Written by Nia Bowers
After Teetering On The Edge Of Collapse In 2022, Icon Amsterdam Founder Samuel Onuha Rebuilt His Label By Stepping Away From Discount Culture And Rewiring The Company Around Fit, Data, And Long-Term Loyalty.
While most European fashion brands are gearing up for another “biggest Black Friday ever,” ICON Amsterdam quietly navigates around the stampede.The menswear label, founded by Dutch entrepreneur Samuel Onuha, used to play the same game as everyone else: constant sales, aggressive ads, and endless cycles of promotion. For a while, it worked. Then 2022 arrived - and nearly wiped the company out.
As ad costs spiked and returns piled up, the math stopped making sense. Revenue was still coming in, but profitability was disappearing. The more ICON pushed, the more fragile the business became.
“We reached a point where the numbers were loud and clear,” Onuha recalls. “We were selling a lot, but we weren’t really building anything stable.”Instead of doubling down on discounts to chase volume, he did the opposite: he froze expansion plans, held off on new drops, and treated the crisis as a full reset. The goal shifted from “scale at all costs” to “fix the foundation or there’s nothing to scale at all.” Black Friday strategy was one of the first things to be rethought.
“We stopped obsessing over winning one day and started focusing on whether we deserved our customers the rest of the year.”Across direct-to-consumer brands, the conversation has been slowly moving from acquisition at any price to retention at any cost you can defend. ICON Amsterdam chose to make that shift brutally obvious inside the business.
From left to right: at the Icon Amsterdam headquarters in Dubai during a creative strategy session, and at ICON Amsterdam’s fulfillment warehouse in the Netherlands.
Photo credit: AMD Digital Press Office.
Instead of planning the next big promotion, the team dug into the unglamorous questions:
- Why were certain sizes coming back more than others?
- Which fits led to repeat purchases, not just first-time orders?
- Where did the supply chain create friction or unpredictability?
Onuha describes it as “micro-learning” - a constant feedback loop where every return, review, and reorder is treated as a data point for design and operations.
“Discounts give you a quick hit,” he says. “But they also teach your customers to wait for the next code.
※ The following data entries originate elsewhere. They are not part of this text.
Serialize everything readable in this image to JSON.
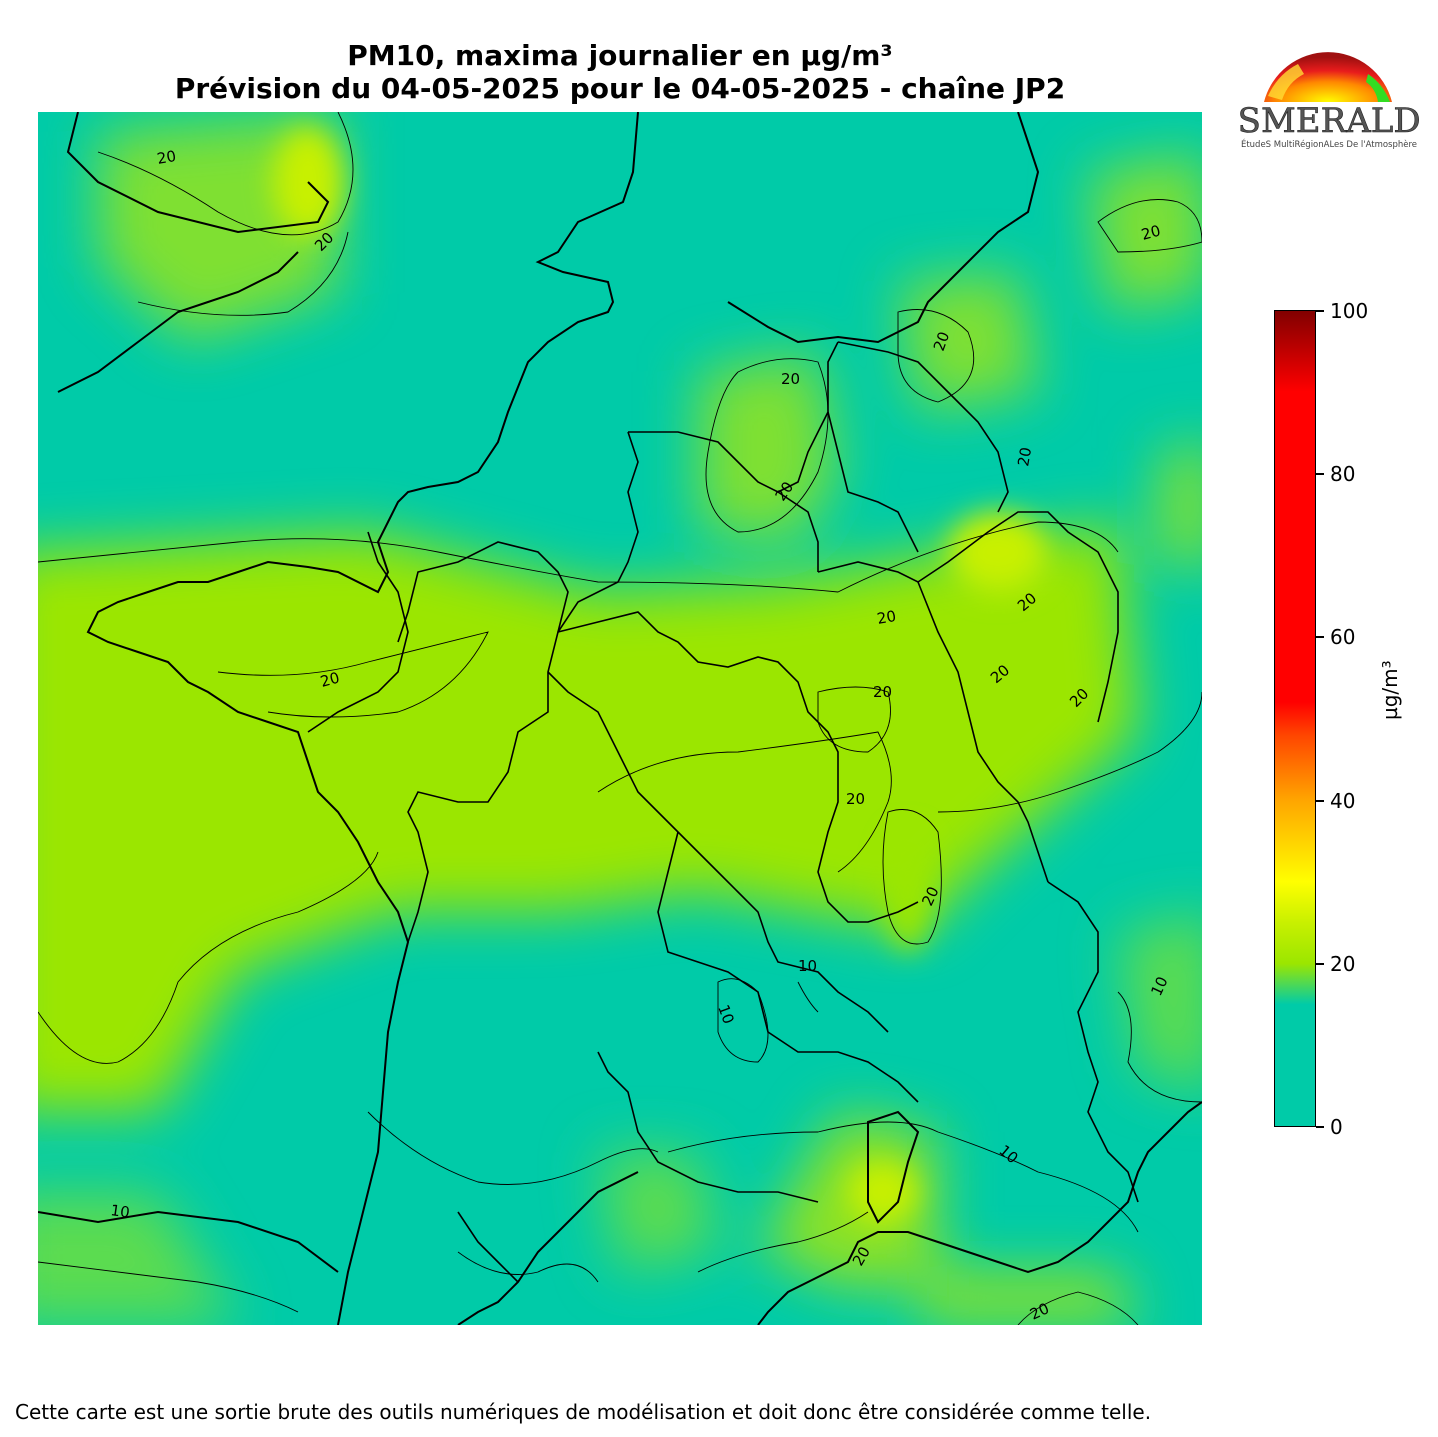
{
  "title": {
    "line1": "PM10, maxima journalier en µg/m³",
    "line2": "Prévision du 04-05-2025 pour le 04-05-2025 - chaîne JP2"
  },
  "logo": {
    "text": "ESMERALDA",
    "subtitle": "ÉtudeS MultiRégionALes De l'Atmosphère"
  },
  "map": {
    "background_color": "#00cba8",
    "contour_labels": [
      "20",
      "20",
      "20",
      "20",
      "20",
      "20",
      "20",
      "20",
      "20",
      "20",
      "20",
      "20",
      "20",
      "20",
      "20",
      "10",
      "10",
      "10",
      "10",
      "10",
      "20",
      "20"
    ]
  },
  "colorbar": {
    "unit": "µg/m³",
    "ticks": [
      "0",
      "20",
      "40",
      "60",
      "80",
      "100"
    ],
    "range": [
      0,
      100
    ],
    "stops": [
      {
        "value": 0,
        "color": "#00cba8"
      },
      {
        "value": 15,
        "color": "#00cba8"
      },
      {
        "value": 20,
        "color": "#9be600"
      },
      {
        "value": 25,
        "color": "#c8f000"
      },
      {
        "value": 30,
        "color": "#ffff00"
      },
      {
        "value": 40,
        "color": "#ffa500"
      },
      {
        "value": 48,
        "color": "#ff4500"
      },
      {
        "value": 52,
        "color": "#ff0000"
      },
      {
        "value": 90,
        "color": "#ff0000"
      },
      {
        "value": 100,
        "color": "#800000"
      }
    ]
  },
  "footer": "Cette carte est une sortie brute des outils numériques de modélisation et doit donc être considérée comme telle."
}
We wanted to train ourselves to pay attention to the details instead - fit, quality, consistency. That’s the kind of work that quietly compounds.”By tightening fits, refining fabrics, and smoothing out logistics, ICON focused on making every order more likely to stick rather than making every campaign louder. The brand effectively swapped “How do we sell more this week?” for “How do we become the brand men come back to next year?”
Industry analysts have started to frame this shift as a necessary correction: discipline over disruption, sustainable momentum instead of flashy hyper-growth. Consumers are increasingly exhausted by constant promotions and suspicious of brands that are always “40% off.” Loyalty and craftsmanship travel further than the loudest banner ad.
ICON Amsterdam’s bet is simple: in a market addicted to urgency, patience becomes a competitive edge.
“Black Friday isn’t going anywhere,” Onuha says. “But the most resilient brands are built for the whole year to follow. That’s where trust is earned - in the normal, quiet days when no one is screaming SALE.”